The jungle around me was omnivorous, voracious, devouring any sense of order that man attempted to impose on it.
"It is here," Than gasped. Two of his men were lowering him to a sitting position on a barren tree stump at one edge of the compound. Than's color was markedly paler, and his breath was coming in deep, shallow gasps. His men moved in gentle eddies around him, murmuring uneasily. One ventured forward and began caring for the wound, tentatively at first as though he would be rebuked, then with greater confidence.
"You can't mean this has survived all these years?" I stared at the compound again, baffled at the orderliness of it.
We had entered the clearing at the southeast corner. Positioned at an angle to us was one large, central building, the glass that had been in the windows ― if there had ever been glass ― the only clear casualty of time. This building was flanked on three sides by longer ones, clearly configured as barracks. The low, utilitarian appearance was unmistakable to anyone who'd spent any time in the military.

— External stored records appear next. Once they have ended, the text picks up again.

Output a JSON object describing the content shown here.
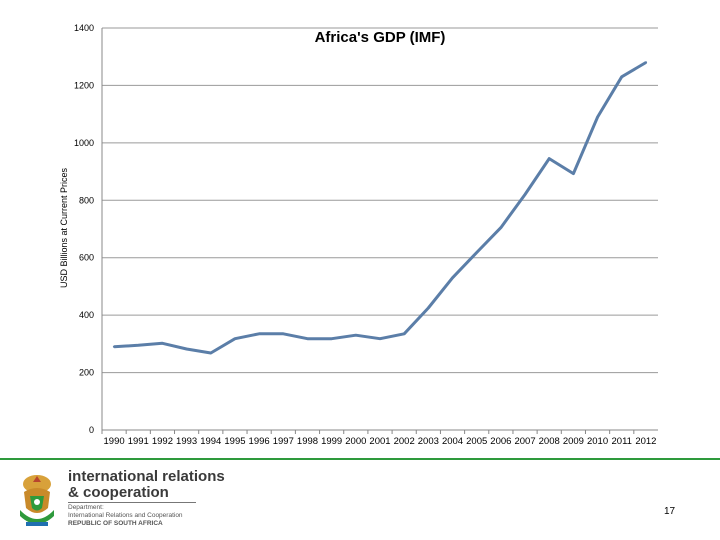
{
  "chart_data": {
    "type": "line",
    "title": "Africa's GDP (IMF)",
    "xlabel": "",
    "ylabel": "USD Billions at Current Prices",
    "x": [
      "1990",
      "1991",
      "1992",
      "1993",
      "1994",
      "1995",
      "1996",
      "1997",
      "1998",
      "1999",
      "2000",
      "2001",
      "2002",
      "2003",
      "2004",
      "2005",
      "2006",
      "2007",
      "2008",
      "2009",
      "2010",
      "2011",
      "2012"
    ],
    "series": [
      {
        "values": [
          290,
          295,
          302,
          282,
          268,
          318,
          335,
          335,
          318,
          318,
          330,
          318,
          335,
          425,
          530,
          618,
          705,
          820,
          945,
          893,
          1090,
          1230,
          1280
        ]
      }
    ],
    "ylim": [
      0,
      1400
    ],
    "yticks": [
      "0",
      "200",
      "400",
      "600",
      "800",
      "1000",
      "1200",
      "1400"
    ],
    "grid": true,
    "legend": "none",
    "line_color": "#5b7ea8",
    "grid_color": "#9a9a9a"
  },
  "footer": {
    "org_line1": "international relations",
    "org_line2": "& cooperation",
    "dept_lines": [
      "Department:",
      "International Relations and Cooperation",
      "REPUBLIC OF SOUTH AFRICA"
    ],
    "accent_color": "#2e9a3c",
    "page_number": "17"
  }
}
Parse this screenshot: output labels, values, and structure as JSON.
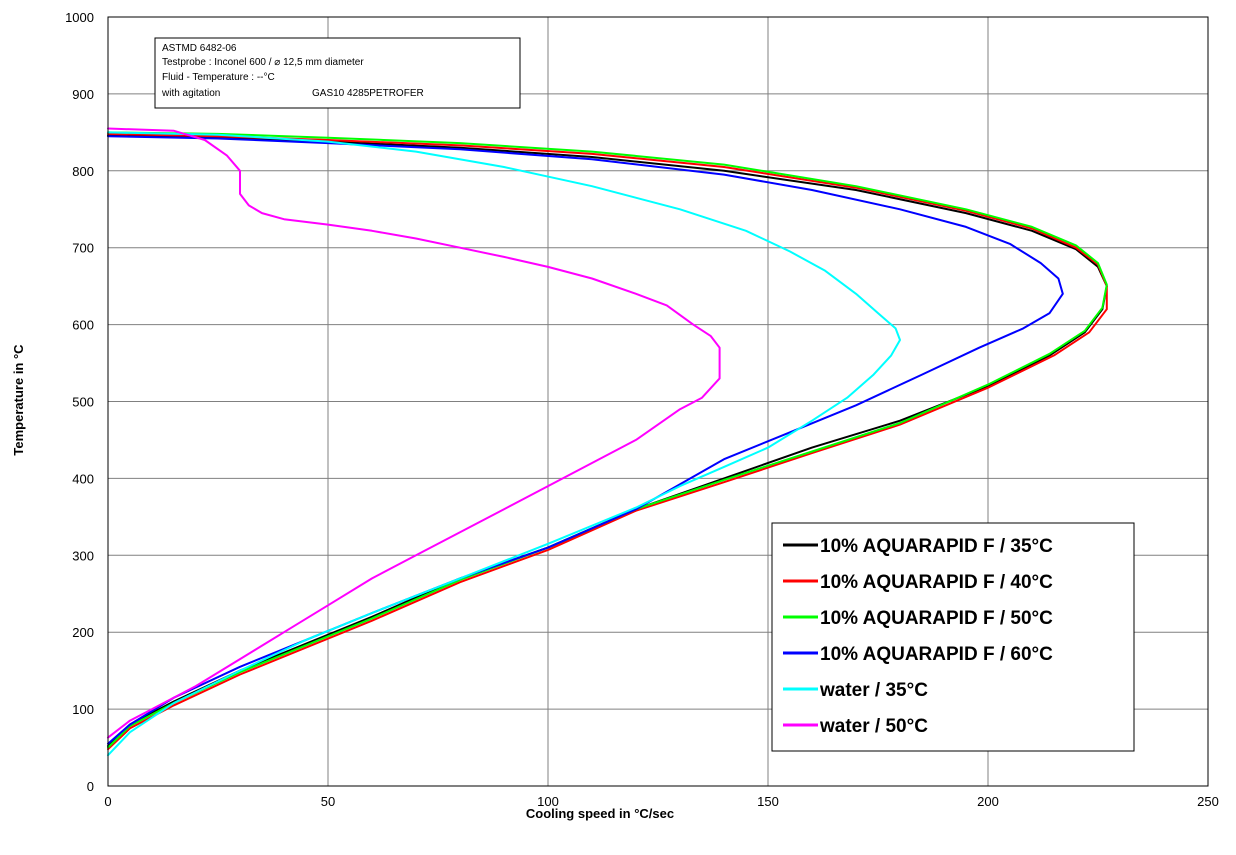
{
  "chart_data": {
    "type": "line",
    "title": "",
    "xlabel": "Cooling speed in °C/sec",
    "ylabel": "Temperature in °C",
    "xlim": [
      0,
      250
    ],
    "ylim": [
      0,
      1000
    ],
    "x_ticks": [
      0,
      50,
      100,
      150,
      200,
      250
    ],
    "y_ticks": [
      0,
      100,
      200,
      300,
      400,
      500,
      600,
      700,
      800,
      900,
      1000
    ],
    "grid": true,
    "legend_position": "bottom-right",
    "info_box": {
      "lines": [
        "ASTMD 6482-06",
        "Testprobe : Inconel 600 / ⌀ 12,5 mm diameter",
        "Fluid - Temperature : --°C",
        "with agitation"
      ],
      "ref": "GAS10 4285PETROFER"
    },
    "series": [
      {
        "name": "10% AQUARAPID F / 35°C",
        "color": "#000000",
        "points": [
          [
            0,
            846
          ],
          [
            25,
            843
          ],
          [
            50,
            838
          ],
          [
            80,
            830
          ],
          [
            110,
            818
          ],
          [
            140,
            800
          ],
          [
            170,
            775
          ],
          [
            195,
            745
          ],
          [
            210,
            722
          ],
          [
            220,
            698
          ],
          [
            225,
            675
          ],
          [
            227,
            650
          ],
          [
            226,
            620
          ],
          [
            222,
            590
          ],
          [
            214,
            560
          ],
          [
            200,
            520
          ],
          [
            180,
            475
          ],
          [
            160,
            440
          ],
          [
            140,
            400
          ],
          [
            120,
            360
          ],
          [
            100,
            310
          ],
          [
            80,
            270
          ],
          [
            60,
            220
          ],
          [
            45,
            185
          ],
          [
            30,
            150
          ],
          [
            15,
            110
          ],
          [
            5,
            80
          ],
          [
            0,
            52
          ]
        ]
      },
      {
        "name": "10% AQUARAPID F / 40°C",
        "color": "#ff0000",
        "points": [
          [
            0,
            848
          ],
          [
            25,
            845
          ],
          [
            50,
            840
          ],
          [
            80,
            833
          ],
          [
            110,
            822
          ],
          [
            140,
            805
          ],
          [
            170,
            778
          ],
          [
            195,
            748
          ],
          [
            210,
            725
          ],
          [
            220,
            700
          ],
          [
            225,
            678
          ],
          [
            227,
            650
          ],
          [
            227,
            620
          ],
          [
            223,
            590
          ],
          [
            215,
            560
          ],
          [
            200,
            518
          ],
          [
            180,
            470
          ],
          [
            160,
            433
          ],
          [
            140,
            395
          ],
          [
            120,
            358
          ],
          [
            100,
            307
          ],
          [
            80,
            265
          ],
          [
            60,
            215
          ],
          [
            45,
            180
          ],
          [
            30,
            145
          ],
          [
            15,
            105
          ],
          [
            5,
            75
          ],
          [
            0,
            48
          ]
        ]
      },
      {
        "name": "10% AQUARAPID F / 50°C",
        "color": "#00ff00",
        "points": [
          [
            0,
            850
          ],
          [
            25,
            848
          ],
          [
            50,
            843
          ],
          [
            80,
            836
          ],
          [
            110,
            825
          ],
          [
            140,
            808
          ],
          [
            170,
            780
          ],
          [
            195,
            750
          ],
          [
            210,
            727
          ],
          [
            220,
            703
          ],
          [
            225,
            680
          ],
          [
            227,
            652
          ],
          [
            226,
            622
          ],
          [
            222,
            592
          ],
          [
            214,
            562
          ],
          [
            200,
            522
          ],
          [
            180,
            472
          ],
          [
            160,
            435
          ],
          [
            140,
            398
          ],
          [
            120,
            360
          ],
          [
            100,
            310
          ],
          [
            80,
            268
          ],
          [
            60,
            218
          ],
          [
            45,
            183
          ],
          [
            30,
            148
          ],
          [
            15,
            108
          ],
          [
            5,
            78
          ],
          [
            0,
            50
          ]
        ]
      },
      {
        "name": "10% AQUARAPID F / 60°C",
        "color": "#0000ff",
        "points": [
          [
            0,
            845
          ],
          [
            25,
            842
          ],
          [
            50,
            836
          ],
          [
            80,
            828
          ],
          [
            110,
            815
          ],
          [
            140,
            795
          ],
          [
            160,
            775
          ],
          [
            180,
            750
          ],
          [
            195,
            727
          ],
          [
            205,
            705
          ],
          [
            212,
            680
          ],
          [
            216,
            660
          ],
          [
            217,
            640
          ],
          [
            214,
            615
          ],
          [
            208,
            595
          ],
          [
            198,
            570
          ],
          [
            185,
            535
          ],
          [
            170,
            495
          ],
          [
            155,
            460
          ],
          [
            140,
            425
          ],
          [
            120,
            360
          ],
          [
            100,
            310
          ],
          [
            80,
            270
          ],
          [
            60,
            225
          ],
          [
            45,
            190
          ],
          [
            30,
            155
          ],
          [
            15,
            115
          ],
          [
            5,
            80
          ],
          [
            0,
            55
          ]
        ]
      },
      {
        "name": "water / 35°C",
        "color": "#00ffff",
        "points": [
          [
            0,
            850
          ],
          [
            25,
            847
          ],
          [
            50,
            838
          ],
          [
            70,
            825
          ],
          [
            90,
            805
          ],
          [
            110,
            780
          ],
          [
            130,
            750
          ],
          [
            145,
            722
          ],
          [
            155,
            695
          ],
          [
            163,
            670
          ],
          [
            170,
            640
          ],
          [
            175,
            615
          ],
          [
            179,
            595
          ],
          [
            180,
            580
          ],
          [
            178,
            560
          ],
          [
            174,
            535
          ],
          [
            168,
            505
          ],
          [
            160,
            475
          ],
          [
            150,
            440
          ],
          [
            140,
            415
          ],
          [
            130,
            390
          ],
          [
            120,
            362
          ],
          [
            100,
            315
          ],
          [
            80,
            270
          ],
          [
            60,
            225
          ],
          [
            45,
            190
          ],
          [
            30,
            150
          ],
          [
            15,
            108
          ],
          [
            5,
            70
          ],
          [
            0,
            40
          ]
        ]
      },
      {
        "name": "water / 50°C",
        "color": "#ff00ff",
        "points": [
          [
            0,
            855
          ],
          [
            15,
            852
          ],
          [
            22,
            840
          ],
          [
            27,
            820
          ],
          [
            30,
            800
          ],
          [
            30,
            770
          ],
          [
            32,
            755
          ],
          [
            35,
            745
          ],
          [
            40,
            737
          ],
          [
            50,
            730
          ],
          [
            60,
            722
          ],
          [
            70,
            712
          ],
          [
            80,
            700
          ],
          [
            90,
            688
          ],
          [
            100,
            675
          ],
          [
            110,
            660
          ],
          [
            120,
            640
          ],
          [
            127,
            625
          ],
          [
            133,
            600
          ],
          [
            137,
            585
          ],
          [
            139,
            570
          ],
          [
            139,
            530
          ],
          [
            135,
            505
          ],
          [
            130,
            490
          ],
          [
            125,
            470
          ],
          [
            120,
            450
          ],
          [
            110,
            420
          ],
          [
            100,
            390
          ],
          [
            90,
            360
          ],
          [
            80,
            330
          ],
          [
            70,
            300
          ],
          [
            60,
            270
          ],
          [
            50,
            235
          ],
          [
            40,
            200
          ],
          [
            30,
            165
          ],
          [
            20,
            130
          ],
          [
            10,
            100
          ],
          [
            5,
            85
          ],
          [
            0,
            63
          ]
        ]
      }
    ]
  }
}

A central tower two stories high stood at the back part of the compound, behind the barracks-shaped building that ran directly behind the main building. It was two stories tall, capped with a sunshade made out of poles. From it, a security detachment would be able to see everything that moved in the camp ― and outside it.
There was only one fixture to the puzzle missing, one that had not struck me at first. I turned to Than, considered his condition, then asked anyway. "Defense ― where is it?"